The city and school district have agreed to name 14 people to a joint committee to study the project. Each have two representatives and both will appoint five stakeholders. On Monday, school board President Chris Urso and Moore were named to the committee. City Council hasn’t voted on its representatives.
By supporting the center, Treasurer Randy Bertram said it shows “solidarity” among the school board.
“They know we’re serious,” Bertram said of the commissioners.
Urso called the potential of using city, school district and county money for one project “an opportunity we don’t get to redo.”
City council also has approved a $50,000 grant to research a possible renovation or building of a community center that would provide “cradle to career” programs, said Karin Maney, executive director of the Community Building Institute that manages the Robert “Sonny” Hill Jr.
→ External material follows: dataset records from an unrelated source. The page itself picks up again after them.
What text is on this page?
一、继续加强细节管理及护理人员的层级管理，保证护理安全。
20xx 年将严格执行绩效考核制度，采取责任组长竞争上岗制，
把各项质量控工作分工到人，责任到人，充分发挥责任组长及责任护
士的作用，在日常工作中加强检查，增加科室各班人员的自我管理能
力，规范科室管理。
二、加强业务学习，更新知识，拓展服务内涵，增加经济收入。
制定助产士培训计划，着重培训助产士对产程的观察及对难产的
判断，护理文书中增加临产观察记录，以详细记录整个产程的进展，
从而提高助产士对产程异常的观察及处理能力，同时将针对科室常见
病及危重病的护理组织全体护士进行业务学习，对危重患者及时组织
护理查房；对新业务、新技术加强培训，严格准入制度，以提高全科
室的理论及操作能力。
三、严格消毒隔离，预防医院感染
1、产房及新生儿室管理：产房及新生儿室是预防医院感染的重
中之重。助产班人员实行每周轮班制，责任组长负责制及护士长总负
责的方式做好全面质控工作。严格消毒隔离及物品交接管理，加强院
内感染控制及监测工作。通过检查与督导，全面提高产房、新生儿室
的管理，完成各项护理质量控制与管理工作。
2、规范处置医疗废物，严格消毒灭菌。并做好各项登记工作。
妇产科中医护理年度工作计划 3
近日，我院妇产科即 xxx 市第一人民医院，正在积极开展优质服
Community Center.
The city-owned community center was built in 1925 by ARMCO Steel and is located on 15 acres at 800 Lafayette Ave. The center will remain on Lafayette because it’s “an entry point into the city and will set off the revitalization” of the Ohio 4 corridors, she said.
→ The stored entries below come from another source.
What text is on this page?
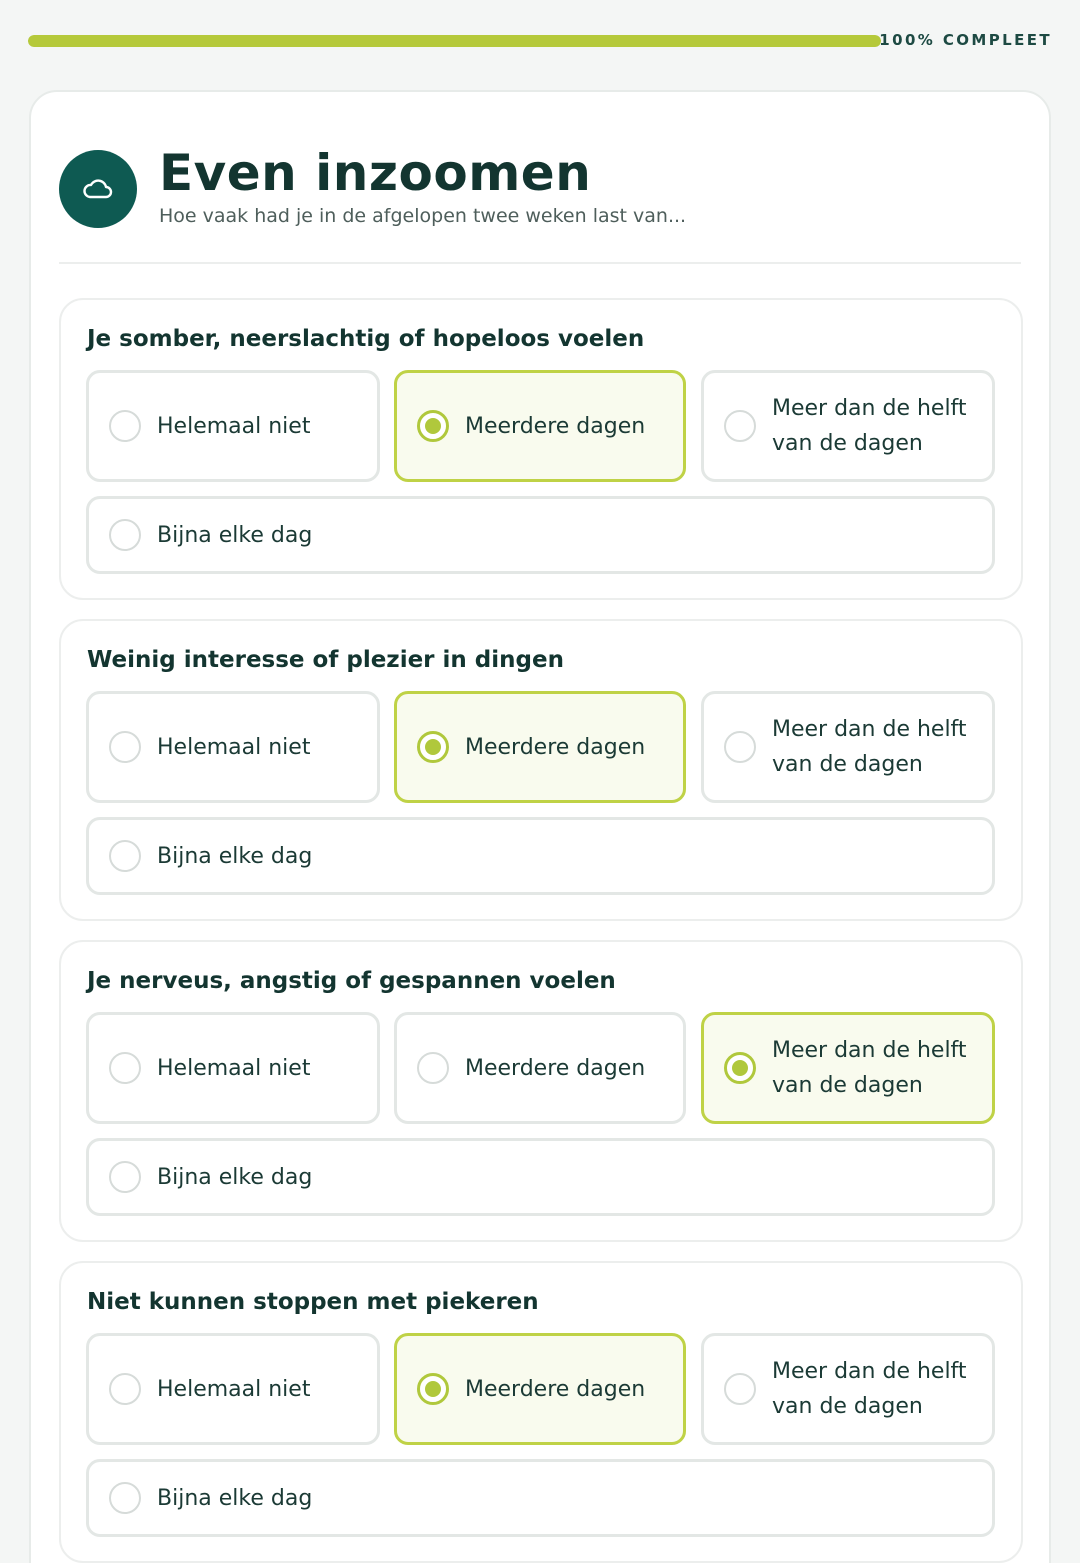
100% COMPLEET
Even inzoomen

Hoe vaak had je in de afgelopen twee weken last van...

Je somber, neerslachtig of hopeloos voelen
Helemaal niet	Meerdere dagen
Meer dan de helft van de dagen
Bijna elke dag
Weinig interesse of plezier in dingen
Helemaal niet	Meerdere dagen
Meer dan de helft van de dagen
Bijna elke dag
Je nerveus, angstig of gespannen voelen
Helemaal niet	Meerdere dagen
Meer dan de helft van de dagen
Bijna elke dag
Niet kunnen stoppen met piekeren
Helemaal niet	Meerdere dagen
Meer dan de helft van de dagen
Bijna elke dag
At the Aug. 2 meeting with city council and school board members, Moore expressed concerns, including questions on whether the project would be the best use of the school district’s share of the federal money.
“While the community center project has merit, we must consider other district needs,” he said. “Before we invest $4 million in the community center, we must first address the needs of the district.”
He echoed those thoughts on Monday. Styles and Bertram said they’re working on answering Moore’s questions.